The chronic labour shortages made competition over labour common, so institutions that regulated
access to labour were of crucial importance. The family was the main source of labour for the
farmers and social status was closely associated with the number of children a household was
blessed with. Men competed intensely for women and tensions arose because of inequality in
access to them. All societies in the forest zones observed the custom of bridewealth, by which the
husband’s family paid compensation to the bride’s family for the loss of her fertility and labour.
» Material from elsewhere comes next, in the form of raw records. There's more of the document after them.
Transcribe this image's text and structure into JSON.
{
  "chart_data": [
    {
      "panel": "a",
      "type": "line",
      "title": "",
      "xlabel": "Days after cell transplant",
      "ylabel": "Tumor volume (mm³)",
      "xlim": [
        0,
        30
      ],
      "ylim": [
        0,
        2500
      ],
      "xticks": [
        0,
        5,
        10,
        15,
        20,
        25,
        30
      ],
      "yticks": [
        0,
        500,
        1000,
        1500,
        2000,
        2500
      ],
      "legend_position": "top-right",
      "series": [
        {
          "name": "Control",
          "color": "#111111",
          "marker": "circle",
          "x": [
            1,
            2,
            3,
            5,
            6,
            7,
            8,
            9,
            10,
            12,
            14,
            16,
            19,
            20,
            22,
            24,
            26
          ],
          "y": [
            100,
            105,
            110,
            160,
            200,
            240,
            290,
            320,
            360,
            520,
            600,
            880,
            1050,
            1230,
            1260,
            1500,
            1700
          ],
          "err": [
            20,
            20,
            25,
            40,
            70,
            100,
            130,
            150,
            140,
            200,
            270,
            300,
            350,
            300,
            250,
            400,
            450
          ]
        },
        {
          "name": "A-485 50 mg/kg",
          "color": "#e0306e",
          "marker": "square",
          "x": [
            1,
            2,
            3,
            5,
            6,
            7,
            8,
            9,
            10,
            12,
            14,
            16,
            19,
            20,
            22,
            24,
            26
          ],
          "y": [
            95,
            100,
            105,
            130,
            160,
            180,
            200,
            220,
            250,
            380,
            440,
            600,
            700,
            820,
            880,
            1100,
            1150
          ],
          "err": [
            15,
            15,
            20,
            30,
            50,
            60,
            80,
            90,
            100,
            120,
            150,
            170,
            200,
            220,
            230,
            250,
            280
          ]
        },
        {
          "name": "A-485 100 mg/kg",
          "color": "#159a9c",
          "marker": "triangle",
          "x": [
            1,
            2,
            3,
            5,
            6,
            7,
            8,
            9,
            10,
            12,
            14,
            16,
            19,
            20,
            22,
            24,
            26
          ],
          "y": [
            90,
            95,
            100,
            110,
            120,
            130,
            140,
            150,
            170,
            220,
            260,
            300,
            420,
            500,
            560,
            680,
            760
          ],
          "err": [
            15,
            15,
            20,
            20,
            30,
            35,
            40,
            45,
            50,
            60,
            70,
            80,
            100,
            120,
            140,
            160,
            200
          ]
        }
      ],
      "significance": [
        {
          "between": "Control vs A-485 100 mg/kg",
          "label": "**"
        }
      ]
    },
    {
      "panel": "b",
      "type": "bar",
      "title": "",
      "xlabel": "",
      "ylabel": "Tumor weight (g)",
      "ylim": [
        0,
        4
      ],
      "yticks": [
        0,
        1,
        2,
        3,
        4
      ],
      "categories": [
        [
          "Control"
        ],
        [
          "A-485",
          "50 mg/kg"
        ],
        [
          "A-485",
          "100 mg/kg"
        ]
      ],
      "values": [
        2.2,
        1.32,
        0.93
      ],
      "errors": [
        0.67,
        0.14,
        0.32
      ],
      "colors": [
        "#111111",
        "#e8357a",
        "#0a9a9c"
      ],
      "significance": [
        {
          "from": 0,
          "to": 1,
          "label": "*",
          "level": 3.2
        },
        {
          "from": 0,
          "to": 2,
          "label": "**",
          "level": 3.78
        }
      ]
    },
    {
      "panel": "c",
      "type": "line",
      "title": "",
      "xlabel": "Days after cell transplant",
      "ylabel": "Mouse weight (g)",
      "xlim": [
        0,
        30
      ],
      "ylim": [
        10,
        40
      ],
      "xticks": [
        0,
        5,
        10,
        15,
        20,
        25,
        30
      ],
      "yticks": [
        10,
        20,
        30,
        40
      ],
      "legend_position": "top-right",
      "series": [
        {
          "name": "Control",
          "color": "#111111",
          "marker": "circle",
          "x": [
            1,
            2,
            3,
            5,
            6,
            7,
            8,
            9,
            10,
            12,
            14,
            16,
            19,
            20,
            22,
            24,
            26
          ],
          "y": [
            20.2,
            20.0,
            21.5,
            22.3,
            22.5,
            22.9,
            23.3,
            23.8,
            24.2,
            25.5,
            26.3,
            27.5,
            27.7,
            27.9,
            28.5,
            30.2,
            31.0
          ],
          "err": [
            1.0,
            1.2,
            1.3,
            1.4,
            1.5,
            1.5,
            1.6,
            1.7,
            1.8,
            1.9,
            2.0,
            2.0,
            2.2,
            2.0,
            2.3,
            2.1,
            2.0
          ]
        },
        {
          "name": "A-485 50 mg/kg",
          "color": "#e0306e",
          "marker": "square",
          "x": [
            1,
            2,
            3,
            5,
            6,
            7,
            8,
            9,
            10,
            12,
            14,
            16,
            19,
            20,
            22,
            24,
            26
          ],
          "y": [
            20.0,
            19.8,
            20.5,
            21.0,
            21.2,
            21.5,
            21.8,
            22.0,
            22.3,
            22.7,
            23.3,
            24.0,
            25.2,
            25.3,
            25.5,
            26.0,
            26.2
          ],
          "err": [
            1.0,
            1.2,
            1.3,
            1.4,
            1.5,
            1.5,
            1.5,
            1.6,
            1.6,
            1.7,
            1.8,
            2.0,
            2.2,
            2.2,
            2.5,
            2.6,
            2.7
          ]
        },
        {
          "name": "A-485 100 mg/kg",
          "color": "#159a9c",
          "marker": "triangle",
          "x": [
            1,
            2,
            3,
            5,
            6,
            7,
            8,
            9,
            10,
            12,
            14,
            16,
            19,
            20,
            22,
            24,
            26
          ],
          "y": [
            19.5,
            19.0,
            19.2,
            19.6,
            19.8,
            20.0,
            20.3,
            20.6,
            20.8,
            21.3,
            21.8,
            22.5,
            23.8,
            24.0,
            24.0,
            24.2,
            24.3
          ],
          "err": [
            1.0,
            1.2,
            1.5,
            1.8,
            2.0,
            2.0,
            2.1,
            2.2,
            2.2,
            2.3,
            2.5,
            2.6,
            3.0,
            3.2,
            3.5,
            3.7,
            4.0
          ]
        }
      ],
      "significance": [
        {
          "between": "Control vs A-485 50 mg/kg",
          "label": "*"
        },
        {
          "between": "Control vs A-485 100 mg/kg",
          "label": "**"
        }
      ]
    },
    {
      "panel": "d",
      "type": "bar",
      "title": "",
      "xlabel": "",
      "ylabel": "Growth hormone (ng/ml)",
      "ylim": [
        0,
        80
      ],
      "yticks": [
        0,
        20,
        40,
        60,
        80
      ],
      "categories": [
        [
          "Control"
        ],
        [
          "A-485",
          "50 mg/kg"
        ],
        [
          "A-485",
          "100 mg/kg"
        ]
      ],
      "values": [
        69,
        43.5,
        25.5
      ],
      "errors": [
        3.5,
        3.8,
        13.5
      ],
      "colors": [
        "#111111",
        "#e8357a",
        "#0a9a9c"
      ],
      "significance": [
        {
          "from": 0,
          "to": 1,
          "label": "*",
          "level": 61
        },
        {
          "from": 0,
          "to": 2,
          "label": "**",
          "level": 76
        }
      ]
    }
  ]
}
Forced marriages, abduction of women, and polygamy (having more than one wife) were all fairly
common.
The ideal social organisation in the forest region was a large complex household headed by a ‘Big
Man’ surrounded by his wives, married and unmarried sons, younger brothers, poor relations, other
dependents, and numerous children. Labour was shared out in various ways between men and
women, depending on the job. Women’s share of agricultural labour varied. Heavy clearing work
was usually a job for men, planting and weeding were for women, and peak activities like
harvesting were for both. The children were used as soon as possible for domestic and farm labour.
The savannah
Land in the savannah was generally less fertile than land in the forest zones. But the environment
was less hostile, so there was a better chance for agricultural, agropastoral and pastoral economies
to develop, at least in southern Africa.
Farmers in the savannah mainly grew grain such as millet and sorghum. Millet was most common
in the dryer savannah regions of West Africa and sorghum was most common in southern Africa.
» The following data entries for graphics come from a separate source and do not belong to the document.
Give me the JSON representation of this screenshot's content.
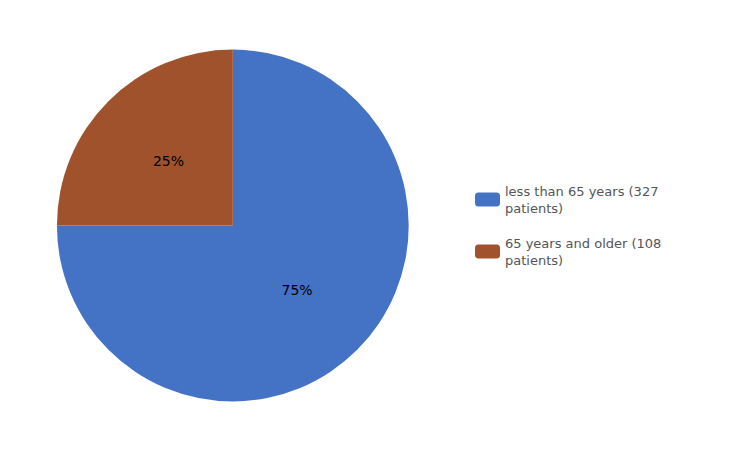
{
  "chart_data": {
    "type": "pie",
    "categories": [
      "less than 65 years (327\npatients)",
      "65 years and older (108\npatients)"
    ],
    "values": [
      75,
      25
    ],
    "value_labels": [
      "75%",
      "25%"
    ],
    "colors": [
      "#4472C4",
      "#A0522D"
    ],
    "data_labels": true,
    "legend": "right"
  }
}
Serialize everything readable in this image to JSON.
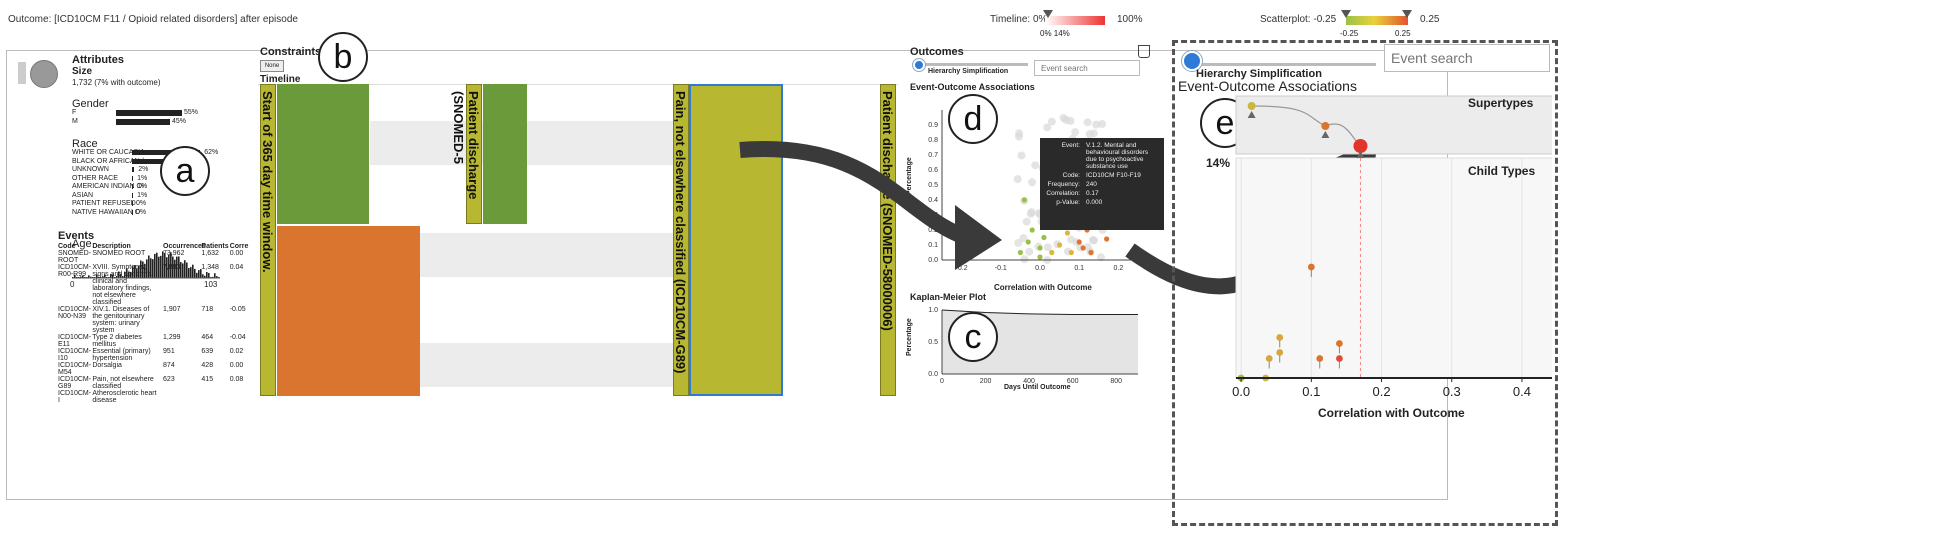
{
  "topbar": {
    "outcome_text": "Outcome: [ICD10CM F11 / Opioid related disorders] after episode",
    "timeline_label": "Timeline: 0%",
    "timeline_max": "100%",
    "timeline_sub": "0% 14%",
    "scatter_label": "Scatterplot: -0.25",
    "scatter_max": "0.25",
    "scatter_sub_min": "-0.25",
    "scatter_sub_max": "0.25"
  },
  "attributes": {
    "title": "Attributes",
    "size_label": "Size",
    "size_value": "1,732 (7% with outcome)",
    "gender_title": "Gender",
    "gender": [
      {
        "label": "F",
        "pct": "55%",
        "value": 0.55
      },
      {
        "label": "M",
        "pct": "45%",
        "value": 0.45
      }
    ],
    "race_title": "Race",
    "race": [
      {
        "label": "WHITE OR CAUCASIA",
        "pct": "62%",
        "value": 0.62
      },
      {
        "label": "BLACK OR AFRICAN /",
        "pct": "34%",
        "value": 0.34
      },
      {
        "label": "UNKNOWN",
        "pct": "2%",
        "value": 0.02
      },
      {
        "label": "OTHER RACE",
        "pct": "1%",
        "value": 0.01
      },
      {
        "label": "AMERICAN INDIAN OI",
        "pct": "1%",
        "value": 0.01
      },
      {
        "label": "ASIAN",
        "pct": "1%",
        "value": 0.01
      },
      {
        "label": "PATIENT REFUSED",
        "pct": "0%",
        "value": 0.0
      },
      {
        "label": "NATIVE HAWAIIAN O",
        "pct": "0%",
        "value": 0.0
      }
    ],
    "age_title": "Age",
    "age_min": "0",
    "age_max": "103"
  },
  "events": {
    "title": "Events",
    "headers": [
      "Code",
      "Description",
      "Occurrences",
      "Patients",
      "Corre"
    ],
    "rows": [
      {
        "code": "SNOMED-ROOT",
        "desc": "SNOMED ROOT",
        "occ": "73,962",
        "pat": "1,632",
        "corr": "0.00"
      },
      {
        "code": "ICD10CM-R00-R99",
        "desc": "XVIII. Symptoms, signs and abnormal clinical and laboratory findings, not elsewhere classified",
        "occ": "7,883",
        "pat": "1,348",
        "corr": "0.04"
      },
      {
        "code": "ICD10CM-N00-N39",
        "desc": "XIV.1. Diseases of the genitourinary system: urinary system",
        "occ": "1,907",
        "pat": "718",
        "corr": "-0.05"
      },
      {
        "code": "ICD10CM-E11",
        "desc": "Type 2 diabetes mellitus",
        "occ": "1,299",
        "pat": "464",
        "corr": "-0.04"
      },
      {
        "code": "ICD10CM-I10",
        "desc": "Essential (primary) hypertension",
        "occ": "951",
        "pat": "639",
        "corr": "0.02"
      },
      {
        "code": "ICD10CM-M54",
        "desc": "Dorsalgia",
        "occ": "874",
        "pat": "428",
        "corr": "0.00"
      },
      {
        "code": "ICD10CM-G89",
        "desc": "Pain, not elsewhere classified",
        "occ": "623",
        "pat": "415",
        "corr": "0.08"
      },
      {
        "code": "ICD10CM-I",
        "desc": "Atherosclerotic heart disease",
        "occ": "",
        "pat": "",
        "corr": ""
      }
    ]
  },
  "constraints": {
    "title": "Constraints",
    "none_button": "None",
    "timeline_title": "Timeline",
    "blocks": [
      "Start of 365 day time window.",
      "Patient discharge (SNOMED-5",
      "Pain, not elsewhere classified (ICD10CM-G89)",
      "Patient discharge (SNOMED-58000006)"
    ]
  },
  "outcomes": {
    "title": "Outcomes",
    "hierarchy_label": "Hierarchy Simplification",
    "search_placeholder": "Event search",
    "assoc_title": "Event-Outcome Associations",
    "ylabel": "Percentage",
    "xlabel": "Correlation with Outcome",
    "tooltip": {
      "event_key": "Event:",
      "event_val": "V.1.2. Mental and behavioural disorders due to psychoactive substance use",
      "code_key": "Code:",
      "code_val": "ICD10CM F10-F19",
      "freq_key": "Frequency:",
      "freq_val": "240",
      "corr_key": "Correlation:",
      "corr_val": "0.17",
      "p_key": "p-Value:",
      "p_val": "0.000"
    },
    "km_title": "Kaplan-Meier Plot",
    "km_ylabel": "Percentage",
    "km_xlabel": "Days Until Outcome"
  },
  "zoom": {
    "hierarchy_label": "Hierarchy Simplification",
    "search_placeholder": "Event search",
    "assoc_title": "Event-Outcome Associations",
    "supertypes": "Supertypes",
    "child_types": "Child Types",
    "pct_label": "14%",
    "xlabel": "Correlation with Outcome"
  },
  "callouts": {
    "a": "a",
    "b": "b",
    "c": "c",
    "d": "d",
    "e": "e"
  },
  "colors": {
    "green": "#6a9a3a",
    "orange": "#d9752f",
    "olive": "#b8b732",
    "accent_blue": "#2f7ad6"
  },
  "chart_data": [
    {
      "type": "scatter",
      "name": "event-outcome-associations",
      "xlabel": "Correlation with Outcome",
      "ylabel": "Percentage",
      "xlim": [
        -0.25,
        0.25
      ],
      "ylim": [
        0,
        1.0
      ],
      "xticks": [
        "-0.2",
        "-0.1",
        "0.0",
        "0.1",
        "0.2"
      ],
      "yticks": [
        "0.0",
        "0.1",
        "0.2",
        "0.3",
        "0.4",
        "0.5",
        "0.6",
        "0.7",
        "0.8",
        "0.9"
      ],
      "points": [
        {
          "x": -0.05,
          "y": 0.05
        },
        {
          "x": -0.03,
          "y": 0.12
        },
        {
          "x": -0.02,
          "y": 0.2
        },
        {
          "x": 0.0,
          "y": 0.08
        },
        {
          "x": 0.01,
          "y": 0.15
        },
        {
          "x": 0.02,
          "y": 0.3
        },
        {
          "x": 0.03,
          "y": 0.05
        },
        {
          "x": 0.04,
          "y": 0.22
        },
        {
          "x": 0.05,
          "y": 0.1
        },
        {
          "x": 0.06,
          "y": 0.35
        },
        {
          "x": 0.07,
          "y": 0.18
        },
        {
          "x": 0.08,
          "y": 0.05
        },
        {
          "x": 0.09,
          "y": 0.25
        },
        {
          "x": 0.1,
          "y": 0.12
        },
        {
          "x": 0.11,
          "y": 0.08
        },
        {
          "x": 0.12,
          "y": 0.2
        },
        {
          "x": 0.13,
          "y": 0.05
        },
        {
          "x": -0.04,
          "y": 0.4
        },
        {
          "x": 0.02,
          "y": 0.5
        },
        {
          "x": 0.0,
          "y": 0.02
        },
        {
          "x": 0.17,
          "y": 0.14
        }
      ]
    },
    {
      "type": "line",
      "name": "kaplan-meier",
      "xlabel": "Days Until Outcome",
      "ylabel": "Percentage",
      "xlim": [
        0,
        900
      ],
      "ylim": [
        0,
        1.0
      ],
      "xticks": [
        "0",
        "200",
        "400",
        "600",
        "800"
      ],
      "yticks": [
        "0.0",
        "0.5",
        "1.0"
      ],
      "x": [
        0,
        100,
        200,
        400,
        600,
        800,
        900
      ],
      "y": [
        1.0,
        0.98,
        0.96,
        0.94,
        0.93,
        0.93,
        0.93
      ]
    },
    {
      "type": "scatter",
      "name": "zoomed-associations",
      "xlabel": "Correlation with Outcome",
      "xlim": [
        -0.05,
        0.42
      ],
      "xticks": [
        "0.0",
        "0.1",
        "0.2",
        "0.3",
        "0.4"
      ],
      "ylim": [
        0,
        14
      ],
      "supertypes": [
        {
          "x": 0.015,
          "level": 0
        },
        {
          "x": 0.12,
          "level": 1
        },
        {
          "x": 0.17,
          "level": 2
        }
      ],
      "children": [
        {
          "x": 0.1,
          "y": 7.4,
          "color": "#d9752f"
        },
        {
          "x": 0.055,
          "y": 2.7,
          "color": "#d9a63a"
        },
        {
          "x": 0.14,
          "y": 2.3,
          "color": "#d9752f"
        },
        {
          "x": 0.055,
          "y": 1.7,
          "color": "#d9a63a"
        },
        {
          "x": 0.112,
          "y": 1.3,
          "color": "#d9752f"
        },
        {
          "x": 0.14,
          "y": 1.3,
          "color": "#e14a3a"
        },
        {
          "x": 0.04,
          "y": 1.3,
          "color": "#d9a63a"
        },
        {
          "x": 0.0,
          "y": 0.0,
          "color": "#a8b840"
        },
        {
          "x": 0.035,
          "y": 0.0,
          "color": "#c8b840"
        }
      ]
    }
  ]
}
In the pre-colonial savannah regions the population was very unevenly distributed. Islands of
intensive agriculture were isolated amidst huge areas of pasture and sparsely populated land. Not
surprisingly, most of the densely populated areas were on lake shores, in river valleys or along the
coast.
The densest population concentration was in the Great Lakes region of Central Africa. In this region
farming was less labour-intensive than in the forest zones. Along the shores of the lakes it was not
necessary to clear the land regularly to open up new areas for cultivation. Here people grew yams,
sorghum and bananas. Bananas were important for the survival of the agricultural societies in this
region. A banana grove could last for 50 years and produce food to support several people. In some
areas farmers deliberately established groves by fertilising the soil with grass and manure carried
there from pasture areas.
Like the people in the forest zones, the savannah people were constantly threatened by endemic
diseases such as malaria. In the late 19
century, colonial doctors estimated that up to 20 percent
of all young children living near the shores of Lake Nyasa (now known as Lake Malawi) died from
malaria. Leprosy was common, especially in the humid areas, and smallpox posed a threat all over
the savannah. Women in these agropastoral societies of the savannah played a bigger part in farm
labour than the women in the forest zones. Men were mainly responsible for clearing land and
taking care of the cattle, while women were in charge of all remaining tasks.
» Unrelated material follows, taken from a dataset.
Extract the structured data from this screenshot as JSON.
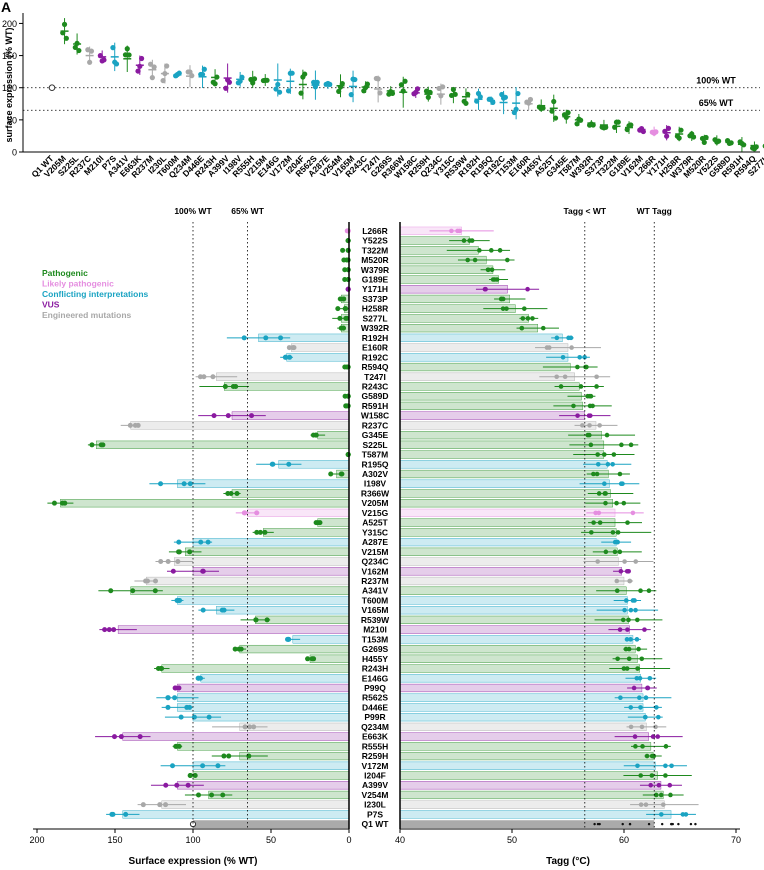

Because of this division of labour, men competed intensely for women, and bridewealth was, just
as in the forest region, the common strategy to regulate the competition. Polygamous households
were fairly common. The wealthier you were as a man the more wives were you able to marry.
Occasionally, a poor man who lacked the means to pay bridewealth could still marry by working
for his father-in-law, but he could not take his wife to his own village or gain control over her
children. And again just as in the forest region, young men quite often resorted to capturing women
through minor raids on neighbouring societies. But although women were valuable, and female
labour was crucial to the survival of these societies, their status was low. Women often lacked
access to land and in the unlikely case of a divorce they lost their rights to the children.